S : Dis donc, il n’y a pas que nos étudiants qui sont moroses. Te voilà digital stoïcien, le bonheur numérique se trouverait dans la vertu de se savoir mortel. La période est sombre… comme un long tunnel en hiver, certes, mais l’avenir appartient toujours à ceux qui ont 20 ans. Tiens, 3 raisons d’espérer. Nos étudiants souffrent mais ils choisissent leurs combats, c’est même le New York Times qui le dit. Toujours autant d’avenir, toujours moins équitablement distribué, on le sait, et la crise sanitaire accentuera la reprise en K, une façon de dire que certaines entreprises sortiront affaiblies mais d’autres grandement renforcées. Thomas Philippon l’explique brillamment : les différences de salaires sont dues à des différences entre entreprises. Après la crise, il faudra simplement mieux les choisir… Enfin, comme dans cette biographie romancée de Xavier Niel que j’adore, les abeilles reprennent possession des locaux de start-up en Californie. Le pire n’est jamais certain Kevin !

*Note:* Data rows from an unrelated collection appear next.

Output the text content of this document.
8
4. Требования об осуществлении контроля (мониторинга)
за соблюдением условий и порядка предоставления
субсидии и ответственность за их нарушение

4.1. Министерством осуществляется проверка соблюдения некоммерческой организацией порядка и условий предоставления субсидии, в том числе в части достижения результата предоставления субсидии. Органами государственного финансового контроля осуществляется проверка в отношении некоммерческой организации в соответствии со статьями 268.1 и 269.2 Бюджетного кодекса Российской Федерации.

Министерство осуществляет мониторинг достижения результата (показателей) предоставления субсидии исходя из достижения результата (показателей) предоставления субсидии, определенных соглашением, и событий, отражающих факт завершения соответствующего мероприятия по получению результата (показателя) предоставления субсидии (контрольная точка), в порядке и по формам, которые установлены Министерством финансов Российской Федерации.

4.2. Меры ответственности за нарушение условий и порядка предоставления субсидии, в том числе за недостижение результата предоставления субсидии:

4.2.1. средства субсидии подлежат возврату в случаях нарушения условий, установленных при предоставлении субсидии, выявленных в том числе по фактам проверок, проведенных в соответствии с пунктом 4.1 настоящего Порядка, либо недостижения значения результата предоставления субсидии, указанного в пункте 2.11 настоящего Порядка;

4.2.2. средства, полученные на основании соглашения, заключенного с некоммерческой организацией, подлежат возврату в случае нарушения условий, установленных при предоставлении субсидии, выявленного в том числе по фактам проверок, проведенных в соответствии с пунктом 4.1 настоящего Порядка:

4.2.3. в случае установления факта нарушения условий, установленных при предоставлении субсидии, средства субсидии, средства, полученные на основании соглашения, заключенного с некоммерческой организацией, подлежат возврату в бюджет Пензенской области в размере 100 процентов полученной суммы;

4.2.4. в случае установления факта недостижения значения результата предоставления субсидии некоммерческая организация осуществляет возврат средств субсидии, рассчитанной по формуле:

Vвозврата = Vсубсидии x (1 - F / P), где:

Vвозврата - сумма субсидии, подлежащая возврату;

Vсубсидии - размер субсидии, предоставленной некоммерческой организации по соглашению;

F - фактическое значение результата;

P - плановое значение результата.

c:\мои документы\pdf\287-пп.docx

K : Une nouvelle vague de start-up se lance pour nous permettre de reprendre le contrôle sur notre temps d’écran. Apple avait initié l’usage avec ScreenTime sur iOS. Opal est la dernière en date, fondée par l’ancien General Manager de Bird à Paris et des anciens de Google et Foursquare. Elle vient de lever plus de 4 millions de dollars pour permettre aux utilisateurs de définir des règles d’usages de leurs applications, voire même complètement bloquer certaines d'entre elles pendant des plages de temps définies. Il est même possible de créer ses propres nudges pour s’auto-manipuler et, bien sûr, Opal encourage à partager ses succès sur les réseaux sociaux. Le tout enrobé d’un assistant personnel tout mignon version tamagotchi. Comme souvent, l’objectif affiché : retrouver sa productivité. Le business model aussi est assez classique : un abonnement payant pour utiliser Opal. Qu’en penser ? D’abord, il semble désormais acté que nous sommes drogués à nos écrans et que nous avons besoin d’aide. Ensuite, nous pouvons être enthousiastes à l’idée que des entreprises qui cherchent à protéger l’attention et les données des utilisateurs, plutôt qu’à les exploiter, arrivent à percer. Et pourtant, je ne peux m'empêcher d’être inquiet : les propositions de valeur (contrôle, productivité, personnalisation…) et les mécaniques psychologiques (nudge, partage social, gamification…) implémentées pour résoudre nos problèmes d’addiction sont les mêmes que celles qui les ont créés. Alors deviendrons-nous maintenant addicts aux apps de self-control ? Je tenterai un parallèle avec l'héroïne inventée par Bayer comme substitut à la morphine, elle-même ayant été mise au point pour contrecarrer l’addiction croissante à l’opium. Toutes des filles du pavot.
S : En parlant d'opioïdes, je te coupe. Tu as vu que McKinsey, la plus belle des sociétés de service, a accepté de payer près de 600 millions de dollars dans ce scandale sanitaire aux Etats-Unis ?
K : Bon, espérons que j’ai tort, mais “on ne résout pas un problème avec les modes de pensée qui l’ont créé” disait Albert. Un poncif, mais qu’il serait bon de ne pas oublier.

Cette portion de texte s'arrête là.